Three-Dimensional Coupled NLS Equations for Envelope Gravity Solitary Waves in Baroclinic Atmosphere and Modulational Instability

1College of Oceanography, Hohai University, Nanjing 210098, China
2College of Roads and Bridges, Nanjing Vocational Institute of Transport Technology, Nanjing 211188, China
3College of Mathematics and Systems Science, Shandong University of Science and Technology, Qingdao, Shandong 266590, China
4Key Laboratory of Meteorological Disaster of Ministry of Education, Nanjing University of Information Science and Technology, Nanjing 210044, China

Correspondence should be addressed to Ruyun Wang; nc.ude.uhh@yrgnaw

Received 3 August 2017; Accepted 30 October 2017; Published 8 January 2018

Academic Editor: Qin Yuming

Copyright © 2018 Baojun Zhao et al.
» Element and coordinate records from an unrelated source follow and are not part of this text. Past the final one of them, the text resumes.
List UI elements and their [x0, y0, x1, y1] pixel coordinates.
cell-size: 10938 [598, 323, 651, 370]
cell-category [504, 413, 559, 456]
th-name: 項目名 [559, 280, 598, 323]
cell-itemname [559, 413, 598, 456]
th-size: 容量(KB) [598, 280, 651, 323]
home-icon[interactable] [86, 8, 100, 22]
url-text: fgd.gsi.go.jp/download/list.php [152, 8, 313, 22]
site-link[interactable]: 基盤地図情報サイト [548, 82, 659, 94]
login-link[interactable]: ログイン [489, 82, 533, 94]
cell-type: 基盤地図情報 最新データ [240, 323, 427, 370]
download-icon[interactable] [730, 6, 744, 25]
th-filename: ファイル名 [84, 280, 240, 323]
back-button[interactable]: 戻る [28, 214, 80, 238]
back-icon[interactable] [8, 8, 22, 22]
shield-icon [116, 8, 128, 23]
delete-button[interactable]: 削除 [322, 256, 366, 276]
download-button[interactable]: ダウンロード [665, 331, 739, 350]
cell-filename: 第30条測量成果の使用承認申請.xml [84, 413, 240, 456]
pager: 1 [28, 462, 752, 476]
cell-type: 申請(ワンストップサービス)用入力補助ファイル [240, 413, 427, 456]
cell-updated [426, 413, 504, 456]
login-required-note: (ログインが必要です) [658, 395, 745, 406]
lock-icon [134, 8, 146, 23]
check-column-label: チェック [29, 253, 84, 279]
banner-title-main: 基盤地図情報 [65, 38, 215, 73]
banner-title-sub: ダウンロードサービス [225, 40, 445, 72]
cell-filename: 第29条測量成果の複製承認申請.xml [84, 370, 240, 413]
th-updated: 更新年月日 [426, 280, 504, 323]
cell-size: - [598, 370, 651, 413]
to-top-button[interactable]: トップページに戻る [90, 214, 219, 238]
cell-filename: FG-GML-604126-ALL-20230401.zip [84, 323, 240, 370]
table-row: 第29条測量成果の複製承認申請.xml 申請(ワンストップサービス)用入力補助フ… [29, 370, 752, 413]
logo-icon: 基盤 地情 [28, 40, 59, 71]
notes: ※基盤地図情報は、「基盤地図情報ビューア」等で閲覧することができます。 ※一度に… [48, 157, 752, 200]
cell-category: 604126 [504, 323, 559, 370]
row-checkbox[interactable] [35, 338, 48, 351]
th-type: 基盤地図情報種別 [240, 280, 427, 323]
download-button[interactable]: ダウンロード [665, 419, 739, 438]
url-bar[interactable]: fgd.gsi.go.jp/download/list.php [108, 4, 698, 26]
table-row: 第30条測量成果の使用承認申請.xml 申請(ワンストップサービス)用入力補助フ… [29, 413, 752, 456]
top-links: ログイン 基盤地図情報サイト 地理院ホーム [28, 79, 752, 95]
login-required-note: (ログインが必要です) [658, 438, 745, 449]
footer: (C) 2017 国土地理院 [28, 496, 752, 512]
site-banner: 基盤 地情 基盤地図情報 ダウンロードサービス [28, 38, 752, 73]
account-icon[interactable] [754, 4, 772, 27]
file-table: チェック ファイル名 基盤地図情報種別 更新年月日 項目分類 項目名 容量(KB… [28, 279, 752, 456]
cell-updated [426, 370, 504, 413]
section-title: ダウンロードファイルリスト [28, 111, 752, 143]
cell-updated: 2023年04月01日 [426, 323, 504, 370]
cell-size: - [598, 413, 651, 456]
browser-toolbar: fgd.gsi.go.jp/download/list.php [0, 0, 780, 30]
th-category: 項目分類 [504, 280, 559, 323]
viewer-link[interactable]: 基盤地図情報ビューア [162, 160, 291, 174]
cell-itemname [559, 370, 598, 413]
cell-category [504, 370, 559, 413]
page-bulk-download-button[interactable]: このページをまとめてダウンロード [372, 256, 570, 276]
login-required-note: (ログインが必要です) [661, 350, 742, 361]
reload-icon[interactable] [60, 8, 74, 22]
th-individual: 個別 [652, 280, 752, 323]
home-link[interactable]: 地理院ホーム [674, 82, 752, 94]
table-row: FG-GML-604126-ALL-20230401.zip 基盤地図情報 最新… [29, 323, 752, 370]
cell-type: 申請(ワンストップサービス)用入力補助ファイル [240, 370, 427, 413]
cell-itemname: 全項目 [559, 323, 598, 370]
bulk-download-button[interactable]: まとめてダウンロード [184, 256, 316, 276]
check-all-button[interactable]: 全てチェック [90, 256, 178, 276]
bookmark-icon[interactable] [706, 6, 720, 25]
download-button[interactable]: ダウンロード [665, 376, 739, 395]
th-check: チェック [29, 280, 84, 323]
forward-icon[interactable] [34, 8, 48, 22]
This is an open access article distributed under the Creative Commons Attribution License, which permits unrestricted use, distribution, and reproduction in any medium, provided the original work is properly cited.

Abstract

Envelope gravity solitary waves are an important research hot spot in the field of solitary wave. And the weakly nonlinear model equations system is a part of the research of envelope gravity solitary waves. Because of the lack of technology and theory, previous studies tried hard to reduce the variable numbers and constructed the two-dimensional model in barotropic atmosphere and could only describe the propagation feature in a direction. But for the propagation of envelope gravity solitary waves in real ocean ridges and atmospheric mountains, the three-dimensional model is more appropriate. Meanwhile, the baroclinic problem of atmosphere is also an inevitable topic. In the paper, the three-dimensional coupled nonlinear Schrödinger (CNLS) equations are presented to describe the evolution of envelope gravity solitary waves in baroclinic atmosphere, which are derived from the basic dynamic equations by employing perturbation and multiscale methods. The model overcomes two disadvantages: (1) baroclinic problem and (2) propagation path problem. Then, based on trial function method, we deduce the solution of the CNLS equations. Finally, modulational instability of wave trains is also discussed.